Redécoupage des régions
RÉFORME TERRITORIALE 05/07/2019
© D. Roosens
Mercredi 3 juillet, le normand Hervé Morin était auditionné à l’Assemblée nationale dans le cadre d’une mission d’information sur l’évaluation des effets de la nouvelle carte régionale. Le président de l’Association des Régions de France (ARF) a dressé un bilan contrasté : si certaines régions semblent y avoir gagné, c’est loin d’être le cas partout.
« La mission d’information aimerait revenir avec vous sur les trois objectifs qui sous-tendaient en 2015 la réforme et donc le redécoupage des régions : atteindre une taille critique permettant d’exercer des compétences stratégiques à la bonne échelle, rivaliser avec les autres collectivités en Europe et enfin réaliser des économies » a posé en préambule, le co-rapporteur, Didier Le Gac (député du Finistère, LREM), complété par le co-rapporteur, Arnaud Viala (député de l’Aveyron, LR) : « et plus largement, nous aimerions aussi mesurer la qualité des politiques publiques menées désormais à l’échelle des nouvelles grandes régions ».
Pour Hervé Morin, patron de la région Normandie réunifiée, et président de l’ARF, il apparaît clairement que le redécoupage opéré lors du quinquennat de François Hollande est loin d’être efficient à plusieurs égards.

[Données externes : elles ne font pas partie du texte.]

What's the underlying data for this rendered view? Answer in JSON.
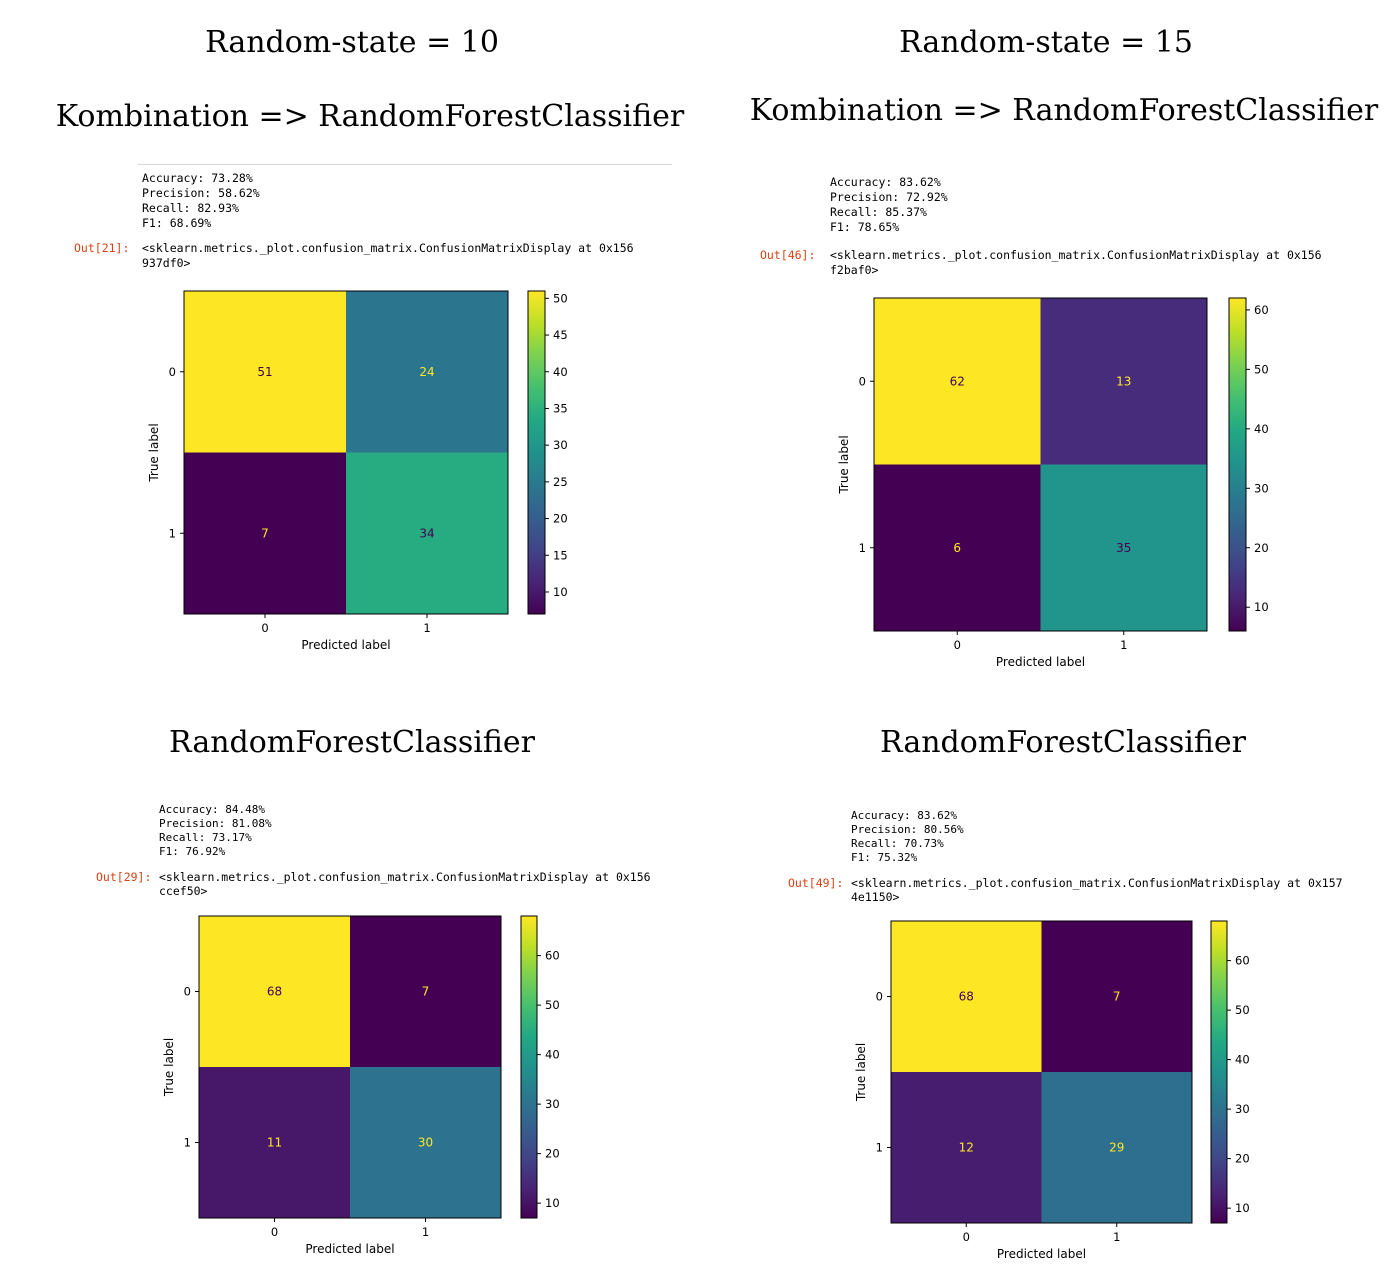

« Cela a marché sur un territoire comme le mien, qui partage une identité commune, mais soyons clair c’est par endroit beaucoup plus compliqué » a-t-il analysé, en citant à demi-mot la région Grand Est et la création de la collectivité européenne d’Alsace qui laisse penser que le « mariage forcé » a du mal à passer. « En réalité, il faudrait reconfigurer certaines régions, mais nous savons aussi que les efforts déployés ont été trop importants et qu’il est impossible de revenir en arrière » a-t-il poursuivi. Quant à l’objectif de rivaliser avec les autres régions d’Europe, le redécoupage opéré par le gouvernement ne semble pas beaucoup plus efficace sur cet aspect-là : « On ne va pas se mentir, on ne peut pas se comparer à aux land allemand dont les budgets frôlent les 20 milliards d’euros alors que nous sommes en France à quelques milliards à peine [ndlr : le budget de la Normandie en 2018 était de 2,5 Mds d’euros] ».

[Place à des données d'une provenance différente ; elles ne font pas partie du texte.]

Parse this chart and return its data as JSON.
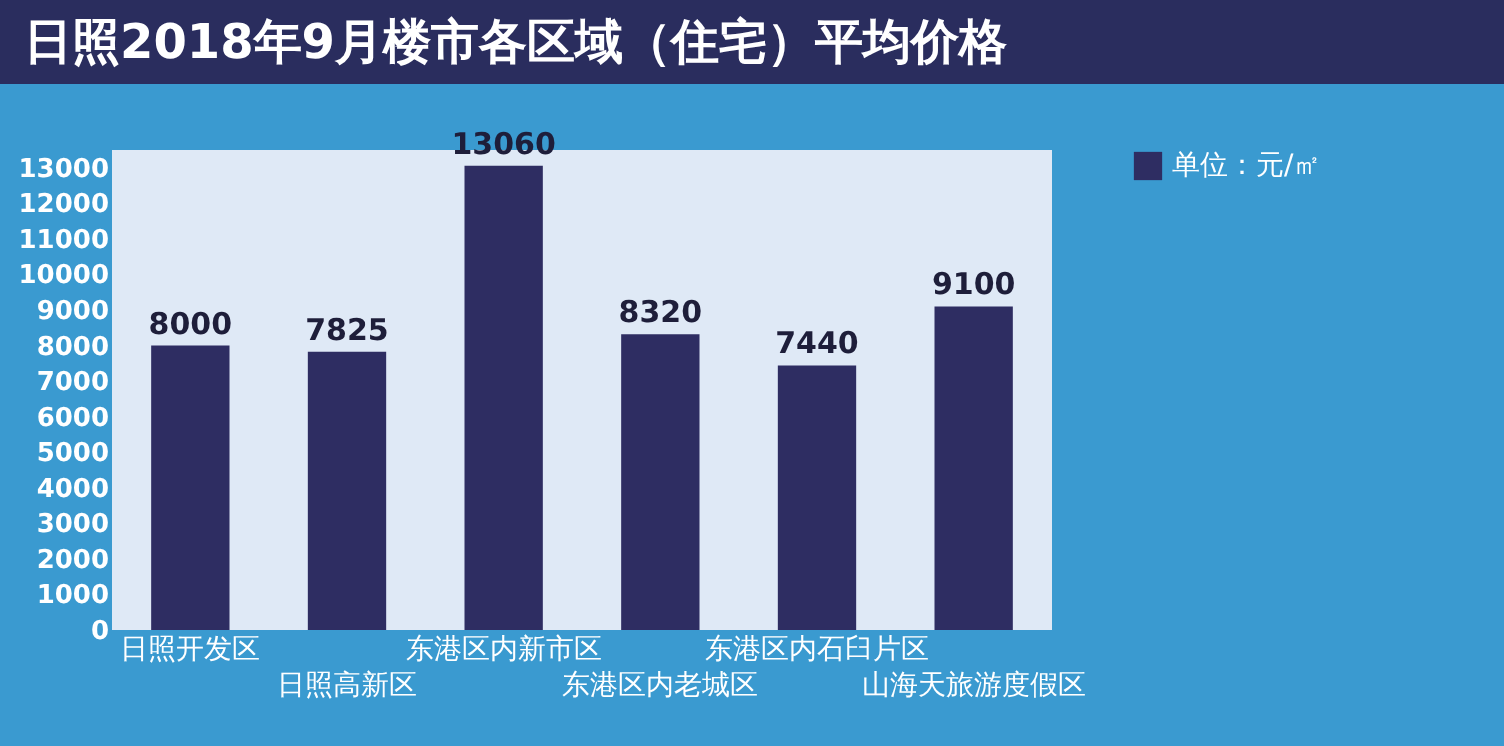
{
  "chart_data": {
    "type": "bar",
    "title": "日照2018年9月楼市各区域（住宅）平均价格",
    "categories": [
      "日照开发区",
      "日照高新区",
      "东港区内新市区",
      "东港区内老城区",
      "东港区内石臼片区",
      "山海天旅游度假区"
    ],
    "series": [
      {
        "name": "单位：元/㎡",
        "color": "#2e2d62",
        "values": [
          8000,
          7825,
          13060,
          8320,
          7440,
          9100
        ]
      }
    ],
    "ylim": [
      0,
      13500
    ],
    "yticks": [
      0,
      1000,
      2000,
      3000,
      4000,
      5000,
      6000,
      7000,
      8000,
      9000,
      10000,
      11000,
      12000,
      13000
    ],
    "data_labels": true,
    "grid": false,
    "legend": "right"
  }
}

Pour autant, et malgré ces critiques, le président de l’ARF reconnaît que le « fait régional » semble, ces dernières années, s’être largement imposé « tant dans le regard de nos compatriotes, qui ont saisi que beaucoup des sujets de leur vie quotidienne étaient désormais traités en région, que dans celui des acteurs économiques locaux, les régions étant désormais en charge du développement économique. Nous avons une force de frappe rapide en soutien aux PME ».
Hervé Morin a par ailleurs reconnu que le regroupement des régions et de leurs budgets avait effectivement rendu possible, dans certains territoires, la mise en place de projets structurants et coûteux… sans l’aide de l’État ! Il a aussi estimé que la montée en puissance des régions a permis une re-légitimation des départements, qui par exemple dans la vaste région Occitanie se sont vu re-déléguer la compétence « transport scolaire ». « Les départements ont toute leur place dans les régions, il s’agit juste de clarifier les compétences de chacun pour que cela marche ».
Mais pour ce qui est des économies réalisées avec le regroupement, le président de l’ARF se montre très sceptique : « en Normandie, nous avons réalisé 15 millions d’économies. Si les économies sur l’achat d’énergie ont été conséquentes, l’harmonisation statutaire de nos agents nous a aussi coûté très cher ».
C’est bien un tableau contrasté qu’a livré Hervé Morin aux députés : avec des régions visiblement gagnantes – celles dont le regroupement semblait évident et qui ont pu se lancer dans de vastes projets locaux – mais aussi des régions perdantes, empêtrées dans des problématiques identitaires et/ou territoriales (régions XXL) les empêchant de pleinement capitaliser sur ce redécoupage.